Regulatory challenges

– Merger Ucsf needs to prepare for regulatory challenges as consumer protection groups and other pressure groups are vigorously advocating for more regulations on big business - to reduce inequality, to create a level playing field, to product data privacy and consumer privacy, to reduce the influence of big money on democratic institutions, etc. This can lead to significant changes in the Strategy & Execution industry regulations.

Aging population

– As the populations of most advanced economies are aging, it will lead to high social security costs, higher savings among population, and lower demand for goods and services in the economy. The household savings in US, France, UK, Germany, and Japan are growing faster than predicted because of uncertainty caused by pandemic.

Stagnating economy with rate increase

– Merger Ucsf can face lack of demand in the market place because of Fed actions to reduce inflation. This can lead to sluggish growth in the economy, lower demands, lower investments, higher borrowing costs, and consolidation in the field.

Increasing international competition and downward pressure on margins

– Apart from technology driven competitive advantage dilution, Merger Ucsf can face downward pressure on margins from increasing competition from international players. The international players have stable revenue in their home market and can use those resources to penetrate prominent markets illustrated in HBR case study The Merger of UCSF Medical Center and Stanford Health Services .

Barriers of entry lowering

– As technology is more democratized, the barriers to entry in the industry are lowering.

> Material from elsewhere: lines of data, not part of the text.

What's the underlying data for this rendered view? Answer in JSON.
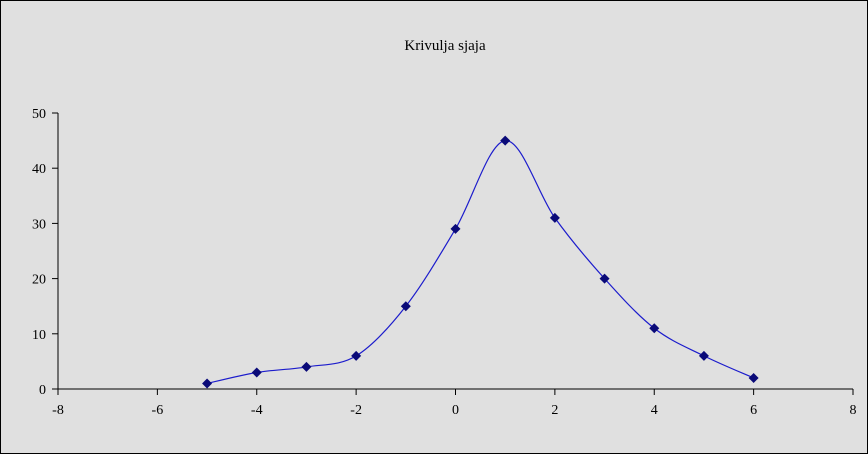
{
  "chart_data": {
    "type": "scatter",
    "title": "Krivulja sjaja",
    "xlabel": "",
    "ylabel": "",
    "xlim": [
      -8,
      8
    ],
    "ylim": [
      0,
      50
    ],
    "x_ticks": [
      -8,
      -6,
      -4,
      -2,
      0,
      2,
      4,
      6,
      8
    ],
    "y_ticks": [
      0,
      10,
      20,
      30,
      40,
      50
    ],
    "grid": false,
    "legend": "none",
    "smoothed_line": true,
    "series": [
      {
        "x": [
          -5,
          -4,
          -3,
          -2,
          -1,
          0,
          1,
          2,
          3,
          4,
          5,
          6
        ],
        "y": [
          1,
          3,
          4,
          6,
          15,
          29,
          45,
          31,
          20,
          11,
          6,
          2
        ],
        "marker": "diamond"
      }
    ]
  },
  "colors": {
    "plot_background": "#e0e0e0",
    "line": "#1c1ccc",
    "marker": "#0a0a78",
    "axis": "#000000"
  }
}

It can presents Merger Ucsf with greater competitive threats in the near to medium future. Secondly it will also put downward pressure on pricing throughout the sector.

Instability in the European markets

– European Union markets are facing three big challenges post Covid – expanded balance sheets, Brexit related business disruption, and aggressive Russia looking to distract the existing security mechanism. Merger Ucsf will face different problems in different parts of Europe. For example it will face inflationary pressures in UK, France, and Germany, balance sheet expansion and demand challenges in Southern European countries, and geopolitical instability in the Eastern Europe.

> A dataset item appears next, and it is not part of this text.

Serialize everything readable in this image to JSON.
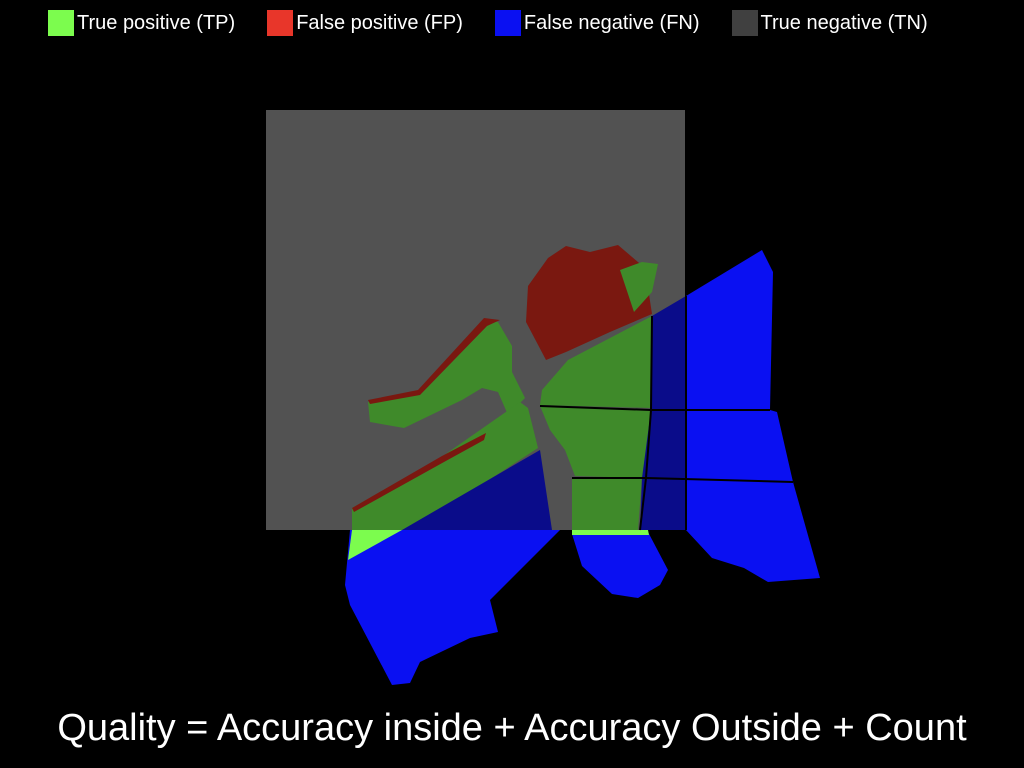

Weighted SWOT Analysis of The Merger of UCSF Medical Center and Stanford Health Services Template, Example


Not all factors mentioned under the Strengths, Weakness, Opportunities, and Threats quadrants in the SWOT Analysis are equal. Managers in the HBR case study The Merger of UCSF Medical Center and Stanford Health Services needs to zero down on the relative importance of each factor mentioned in the Strengths, Weakness, Opportunities, and Threats quadrants. We can provide the relative importance to each factor by assigning relative weights. Weighted SWOT analysis process is a three stage process –

First stage for doing weighted SWOT analysis of the case study The Merger of UCSF Medical Center and Stanford Health Services is to rank the strengths and weaknesses of the organization. This will help you to assess the most important strengths and weaknesses of the firm and which one of the strengths and weaknesses mentioned in the initial lists are marginal and can be left out.

Second stage for conducting weighted SWOT analysis of the Harvard case study The Merger of UCSF Medical Center and Stanford Health Services is to give probabilities to the external strategic factors thus better understanding the opportunities and threats arising out of macro environment changes and developments.

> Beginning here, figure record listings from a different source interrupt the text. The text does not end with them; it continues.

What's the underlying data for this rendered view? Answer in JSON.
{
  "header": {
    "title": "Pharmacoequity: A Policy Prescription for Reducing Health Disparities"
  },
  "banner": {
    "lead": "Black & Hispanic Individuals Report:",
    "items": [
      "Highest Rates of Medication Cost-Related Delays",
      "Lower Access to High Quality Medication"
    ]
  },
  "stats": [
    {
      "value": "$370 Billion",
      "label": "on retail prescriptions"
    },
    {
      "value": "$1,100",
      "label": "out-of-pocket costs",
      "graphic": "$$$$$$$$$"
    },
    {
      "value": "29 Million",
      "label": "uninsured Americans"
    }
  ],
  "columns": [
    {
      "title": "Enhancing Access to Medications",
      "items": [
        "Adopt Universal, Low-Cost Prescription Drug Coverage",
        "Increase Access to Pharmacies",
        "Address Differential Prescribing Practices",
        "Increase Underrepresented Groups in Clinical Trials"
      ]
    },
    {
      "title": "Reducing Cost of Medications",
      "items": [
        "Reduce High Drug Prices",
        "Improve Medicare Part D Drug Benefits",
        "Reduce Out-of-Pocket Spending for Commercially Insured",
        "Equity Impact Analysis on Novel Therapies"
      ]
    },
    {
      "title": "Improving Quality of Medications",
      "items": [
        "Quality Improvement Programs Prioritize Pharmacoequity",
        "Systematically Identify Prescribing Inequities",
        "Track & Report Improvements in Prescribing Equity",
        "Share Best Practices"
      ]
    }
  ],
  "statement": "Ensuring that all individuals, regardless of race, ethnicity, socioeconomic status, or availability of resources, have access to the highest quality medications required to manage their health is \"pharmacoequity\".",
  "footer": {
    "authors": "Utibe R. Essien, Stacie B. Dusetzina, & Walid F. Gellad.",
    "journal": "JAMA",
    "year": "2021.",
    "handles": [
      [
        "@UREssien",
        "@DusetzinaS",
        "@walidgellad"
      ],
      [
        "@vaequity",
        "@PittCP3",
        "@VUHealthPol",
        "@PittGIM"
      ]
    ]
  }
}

Third stage of constructing weighted SWOT analysis of The Merger of UCSF Medical Center and Stanford Health Services is to provide strategic recommendations includes – joining likelihood of external strategic factors such as opportunities and threats to the internal strategic factors – strengths and weaknesses. You should start with external factors as they will provide the direction of the overall industry. Secondly by joining probabilities with internal strategic factors can help the company not only strategic fit but also the most probably strategic trade-off that Merger Ucsf needs to make to build a sustainable competitive advantage.